In the next version, I aim to add the primary key in the second script, after dropping the temporary table.

Note that on DBMSs that don't support cascading drops (e.g. Mssql, MySQL), dropping the primary key will fail.

What happened to my Oracle/Mysql storage parameters in deltaddl?

Another bug, I'm afraid - deltaddl doesn't yet include storage lines when using the recreate-and-copy strategy, although they are included for any new tables added.

Why can't I add auto-increment to an existing column in Postgres?

Postgres uses the pseudo-types SERIAL and BIGSERIAL for auto-increment columns, but it doesn't seem to recognise these in ALTER TABLE commands. So if you add auto-increment to a column, deltaddl will generate something like the following, which is logical but which Postgres doesn't support :(

ALTER TABLE Foo
    ALTER systemId TYPE BIGSERIAL;

Why can't I drop column defaults in Mssql?

Mssql only allows dropping of column default values by name. Since in standard SQL there's no such thing as a name for a column default, Mssql makes up its own name. deltaddl has no way of knowing what name Mssql assigned, so it will just output an SQL comment explaining that it's skipping this step.

Oracle-Specific

Every DBMS is different, but Oracle seems to pride itself on being more different. In particular, Oracle's JDBC support has been rather Oracle-specific for a long time, and that means that dbmstools sometimes struggles when trying to export schemas or data from Oracle (ie. the db2xml and db2sql tools).

How can I get the db* scripts to work with Oracle?

The main problem when trying to get schema metadata from Oracle is system tables and views - Oracle will tell you they exist, then explode when you ask for information about them. Or, it may export them, leaving you with rubbish in your XML output. dbmstools tries to avoid exporting system tables and the like (by excluding anything from the SYS schema, anything with a $ sign in its name, and anything with a name starting with SYS_). But usually this isn't enough...

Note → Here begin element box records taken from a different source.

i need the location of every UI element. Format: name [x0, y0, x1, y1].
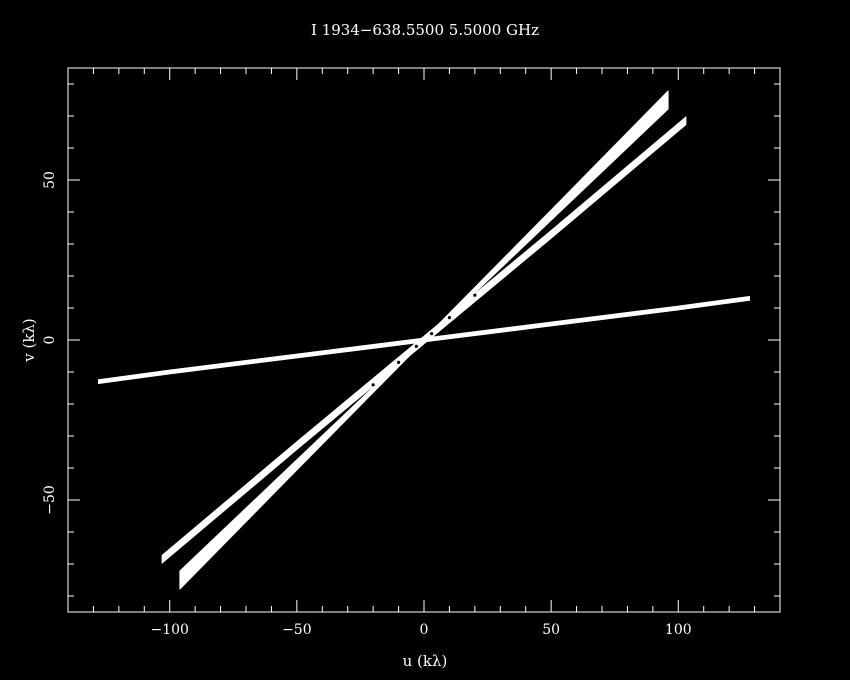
y-tick-label: 0: [42, 336, 58, 345]
x-tick-label: 0: [420, 622, 429, 638]
y-tick-label: −50: [42, 485, 58, 515]
track-gap: [447, 316, 452, 320]
track-gap: [414, 344, 418, 348]
chart-title: I 1934−638.5500 5.5000 GHz: [311, 21, 539, 39]
y-tick-label: 50: [42, 171, 58, 189]
uv-tracks: [98, 90, 750, 590]
track-gap: [371, 383, 375, 387]
x-tick-label: 50: [542, 622, 560, 638]
x-axis-label: u (kλ): [403, 652, 448, 670]
x-tick-label: −50: [282, 622, 312, 638]
axis-ticks: [67, 68, 781, 612]
track-gap: [396, 360, 401, 364]
track-gap: [430, 332, 434, 336]
uv-track-3: [179, 90, 669, 590]
y-axis-label: v (kλ): [20, 318, 38, 363]
x-tick-label: −100: [150, 622, 188, 638]
x-tick-label: 100: [665, 622, 692, 638]
track-gap: [473, 293, 477, 297]
axis-tick-labels: −100 −50 0 50 100 −50 0 50: [42, 171, 692, 638]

So the main trick to getting the db* scripts to work with your Oracle database is to make sure you only ask for the sequences, tables and views you want. The two main ways to do this are by specifying the schema name (using the -s option), and specifying the names of the required tables (using the -i option). Using the schema name is best, since otherwise all sequences and views will be exported.

Note that, for Oracle, the schema name is case-sensitive and is almost always upper case, e.g. -s MYSCHEMA. If no schema is specifed when objects are created, they go into the user's default schema, which normally has the same name as the user.

Postgres-Specific

Why do the db* scripts fail to connect to my Postgres database?

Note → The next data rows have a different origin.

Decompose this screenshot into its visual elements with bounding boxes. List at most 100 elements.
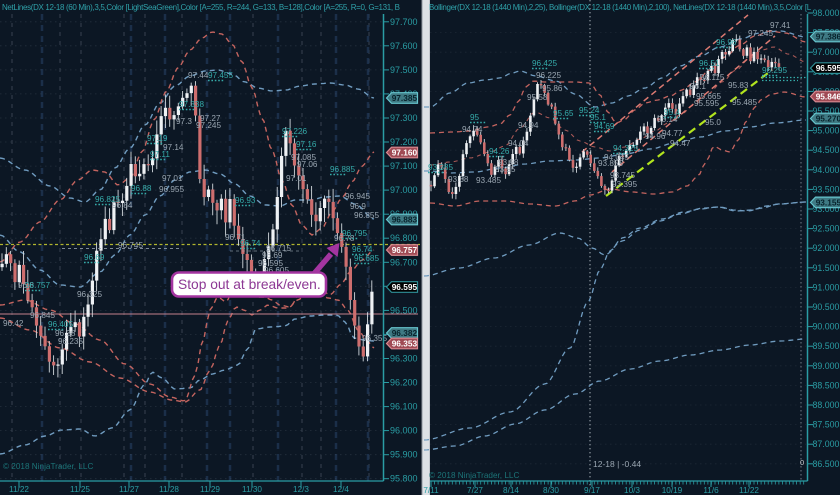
svg-text:94.500: 94.500	[813, 145, 840, 155]
svg-text:97.385: 97.385	[392, 93, 418, 103]
svg-text:96.69: 96.69	[262, 251, 283, 260]
svg-text:8/14: 8/14	[503, 486, 519, 495]
svg-text:97.455: 97.455	[208, 71, 233, 80]
svg-text:96.955: 96.955	[159, 185, 184, 194]
svg-text:93.95: 93.95	[495, 165, 516, 174]
svg-text:© 2018 NinjaTrader, LLC: © 2018 NinjaTrader, LLC	[429, 471, 519, 480]
svg-text:95.846: 95.846	[816, 92, 840, 102]
svg-text:93.855: 93.855	[598, 159, 623, 168]
svg-text:94.325: 94.325	[613, 144, 638, 153]
svg-text:97.600: 97.600	[390, 41, 418, 51]
svg-text:96.295: 96.295	[762, 66, 787, 75]
svg-text:97.160: 97.160	[392, 148, 418, 158]
svg-text:96.200: 96.200	[390, 378, 418, 388]
svg-text:97.01: 97.01	[162, 174, 183, 183]
svg-text:97.085: 97.085	[291, 153, 316, 162]
svg-text:96.1: 96.1	[690, 82, 706, 91]
svg-text:93.485: 93.485	[476, 176, 501, 185]
svg-text:97.700: 97.700	[390, 17, 418, 27]
svg-text:92.500: 92.500	[813, 224, 840, 234]
svg-text:96.405: 96.405	[48, 320, 73, 329]
svg-text:96.115: 96.115	[700, 73, 725, 82]
svg-text:96.71: 96.71	[225, 233, 246, 242]
svg-text:96.883: 96.883	[392, 215, 418, 225]
svg-text:96.595: 96.595	[816, 63, 840, 73]
svg-text:88.000: 88.000	[813, 400, 840, 410]
svg-text:97.11: 97.11	[150, 150, 170, 159]
svg-text:97.16: 97.16	[296, 140, 317, 149]
svg-text:94.96: 94.96	[645, 132, 666, 141]
svg-text:96.300: 96.300	[390, 354, 418, 364]
svg-text:Stop out at break/even.: Stop out at break/even.	[178, 277, 321, 292]
svg-text:Bollinger(DX 12-18 (1440 Min),: Bollinger(DX 12-18 (1440 Min),2,25), Bol…	[429, 3, 812, 12]
svg-text:7/27: 7/27	[467, 486, 483, 495]
svg-text:96.69: 96.69	[84, 253, 105, 262]
svg-text:97.338: 97.338	[179, 100, 204, 109]
svg-text:11/22: 11/22	[9, 485, 29, 494]
svg-text:93.745: 93.745	[610, 171, 635, 180]
svg-text:90.500: 90.500	[813, 302, 840, 312]
svg-text:96.715: 96.715	[266, 244, 291, 253]
svg-text:94.94: 94.94	[518, 121, 539, 130]
svg-text:95.24: 95.24	[579, 106, 600, 115]
svg-text:97.06: 97.06	[297, 160, 318, 169]
svg-text:11/22: 11/22	[739, 486, 759, 495]
svg-text:93.385: 93.385	[428, 163, 453, 172]
svg-text:97.01: 97.01	[286, 174, 307, 183]
svg-text:95.595: 95.595	[694, 99, 719, 108]
svg-text:90.000: 90.000	[813, 322, 840, 332]
svg-text:95: 95	[470, 113, 480, 122]
svg-text:96.38: 96.38	[55, 329, 76, 338]
svg-text:89.500: 89.500	[813, 341, 840, 351]
svg-text:12-18 | -0.44: 12-18 | -0.44	[593, 459, 641, 469]
svg-text:96.000: 96.000	[390, 426, 418, 436]
svg-text:93.155: 93.155	[816, 197, 840, 207]
svg-text:8/30: 8/30	[543, 486, 559, 495]
svg-text:7/11: 7/11	[423, 486, 439, 495]
svg-text:97.245: 97.245	[196, 121, 221, 130]
svg-text:95.270: 95.270	[816, 114, 840, 124]
svg-text:88.500: 88.500	[813, 380, 840, 390]
svg-text:98.000: 98.000	[813, 8, 840, 18]
svg-text:96.42: 96.42	[3, 319, 24, 328]
svg-text:95.58: 95.58	[527, 93, 548, 102]
svg-text:87.000: 87.000	[813, 439, 840, 449]
svg-text:95.86: 95.86	[542, 84, 563, 93]
svg-text:95.500: 95.500	[813, 106, 840, 116]
svg-text:96.685: 96.685	[354, 254, 379, 263]
svg-text:96.605: 96.605	[264, 266, 289, 275]
svg-text:87.500: 87.500	[813, 420, 840, 430]
svg-text:97.386: 97.386	[816, 32, 840, 42]
svg-text:93.500: 93.500	[813, 184, 840, 194]
svg-text:94.74: 94.74	[462, 125, 483, 134]
svg-text:96.100: 96.100	[390, 402, 418, 412]
svg-text:96.795: 96.795	[342, 229, 367, 238]
svg-text:96.9: 96.9	[350, 202, 366, 211]
svg-text:11/29: 11/29	[200, 485, 220, 494]
svg-text:96.700: 96.700	[390, 257, 418, 267]
svg-text:NetLines(DX 12-18 (60 Min),3,5: NetLines(DX 12-18 (60 Min),3,5,Color [Li…	[2, 3, 400, 12]
svg-text:95.14: 95.14	[657, 115, 678, 124]
svg-text:97.226: 97.226	[282, 127, 307, 136]
svg-text:96.855: 96.855	[354, 211, 379, 220]
svg-text:96.595: 96.595	[392, 282, 418, 292]
svg-text:94.77: 94.77	[662, 129, 683, 138]
svg-text:96.355: 96.355	[362, 334, 387, 343]
svg-text:96.84: 96.84	[112, 201, 133, 210]
svg-text:97.27: 97.27	[200, 114, 221, 123]
svg-text:97.14: 97.14	[163, 143, 184, 152]
svg-text:96.595: 96.595	[258, 259, 283, 268]
svg-text:12/3: 12/3	[293, 485, 309, 494]
svg-text:97.100: 97.100	[390, 161, 418, 171]
svg-text:96.93: 96.93	[235, 196, 256, 205]
svg-text:93.000: 93.000	[813, 204, 840, 214]
svg-text:97.500: 97.500	[390, 65, 418, 75]
svg-text:95.1: 95.1	[590, 113, 606, 122]
svg-text:97.000: 97.000	[813, 47, 840, 57]
svg-text:94.045: 94.045	[604, 153, 629, 162]
svg-text:94.69: 94.69	[594, 122, 615, 131]
svg-text:96.945: 96.945	[345, 192, 370, 201]
svg-text:95.485: 95.485	[732, 98, 757, 107]
svg-text:91.000: 91.000	[813, 282, 840, 292]
svg-text:95.800: 95.800	[390, 474, 418, 484]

The Jython-based scripts (db*) use TCP/IP to connect to the database. Make sure that you've allowed TCP/IP access to the appropriate user/database/host in your pg_hba.conf file, e.g.

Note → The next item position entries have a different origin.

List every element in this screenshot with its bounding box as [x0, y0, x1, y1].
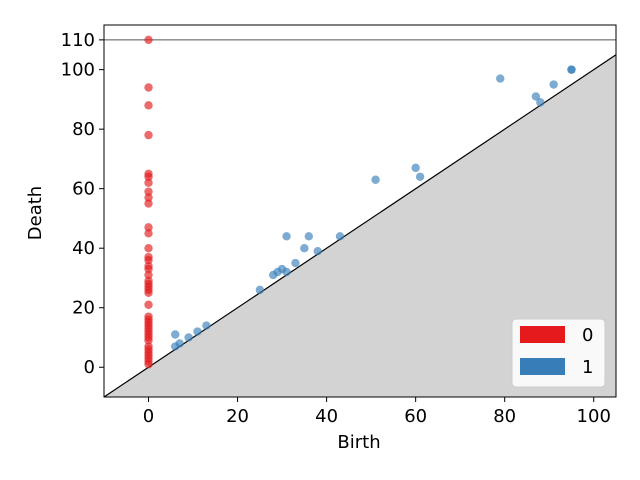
- point-h0: [144, 264, 153, 274]
- point-h0: [144, 360, 153, 369]
- point-h1: [175, 339, 184, 348]
- legend-label: 0: [582, 325, 593, 346]
- point-h0: [144, 300, 153, 309]
- point-h0: [144, 336, 153, 345]
- point-h1: [282, 267, 291, 277]
- point-h1: [567, 65, 576, 74]
- point-h1: [371, 175, 380, 184]
- axes: 0 20 40 60 80 100 0 20 40 60 80 100 110: [61, 24, 617, 427]
- point-h0: [144, 288, 153, 298]
- point-h0: [144, 223, 153, 232]
- x-axis-title: Birth: [337, 432, 380, 453]
- point-h0: [144, 244, 153, 253]
- plot-clip-group: [104, 35, 616, 397]
- axes-frame: [103, 24, 617, 398]
- plot-area: [104, 35, 616, 397]
- x-tick-label: 100: [577, 406, 611, 427]
- point-h1: [291, 258, 300, 268]
- point-h1: [496, 74, 505, 83]
- legend-swatch: [520, 326, 565, 343]
- point-h1: [255, 285, 265, 295]
- point-h1: [304, 232, 313, 241]
- point-h0: [144, 187, 153, 196]
- y-axis-title: Death: [25, 186, 46, 240]
- point-h0: [144, 270, 153, 280]
- point-h1: [335, 232, 345, 241]
- point-h0: [144, 172, 153, 181]
- point-h0: [144, 229, 153, 238]
- y-tick-label: 110: [61, 30, 95, 51]
- x-tick-label: 0: [143, 406, 154, 427]
- y-tick-label: 20: [72, 298, 95, 319]
- x-tick-label: 40: [315, 406, 338, 427]
- point-h1: [531, 92, 541, 101]
- point-h1: [536, 98, 545, 107]
- point-h0: [144, 83, 153, 92]
- point-h0: [144, 193, 153, 202]
- point-h1: [282, 232, 291, 241]
- point-h0: [144, 101, 153, 110]
- y-tick-label: 40: [72, 238, 95, 259]
- x-tick-label: 80: [493, 406, 516, 427]
- point-h1: [184, 333, 193, 342]
- y-tick-label: 0: [84, 357, 95, 378]
- y-tick-label: 100: [61, 60, 95, 81]
- point-h1: [171, 330, 180, 339]
- point-h0: [144, 255, 153, 265]
- point-h1: [415, 172, 425, 181]
- point-h0: [144, 178, 153, 187]
- x-tick-label: 60: [404, 406, 427, 427]
- point-h0: [144, 35, 153, 45]
- x-tick-label: 20: [226, 406, 249, 427]
- legend-label: 1: [582, 357, 593, 378]
- point-h0: [144, 130, 153, 140]
- point-h1: [300, 244, 309, 253]
- point-h1: [202, 321, 211, 330]
- point-h1: [313, 246, 322, 256]
- point-h0: [144, 199, 153, 208]
- point-h1: [411, 163, 420, 173]
- point-h1: [193, 327, 202, 336]
- legend-swatch: [520, 358, 565, 375]
- y-tick-label: 80: [72, 119, 95, 140]
- legend: 01: [511, 318, 606, 388]
- y-tick-label: 60: [72, 179, 95, 200]
- point-h1: [549, 80, 558, 89]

host    all         all         127.0.0.1         255.255.255.255   md5

Why do the db* scripts fail spectacularly on Postgres 8.0.8?

The JDBC driver initially shipped with Postgres 8.0.8 (at least on some Linux distributions), version 316, has a serious bug which prevents db2sql and db2xml working. Version 317 of the driver, which fixes the bug, was released shortly after version 316 - use that instead.

Auto-increment columns leave un-dropped sequences

When you set a column to auto-increment in Postgres, it generates a matching sequence behind the scenes, and uses that to populate the incrementing value. The drop script generated by xml2ddl won't pick up that sequence.

Note: This may be resolved in later versions of Postgres (TBC) - I've heard that it manages these sequences itself.

Miscellaneous

Why won't xml2doc < 0.4.1 generate schema diagrams with Graphviz 2.12+?

Some time around version 2.12, the 'dot' program in Graphviz changed the way it reported its version number, and this prevented xml2doc from recognising it properly. It was xml2doc's fault...

Version 0.4.2 of dbmstools fixes this issue.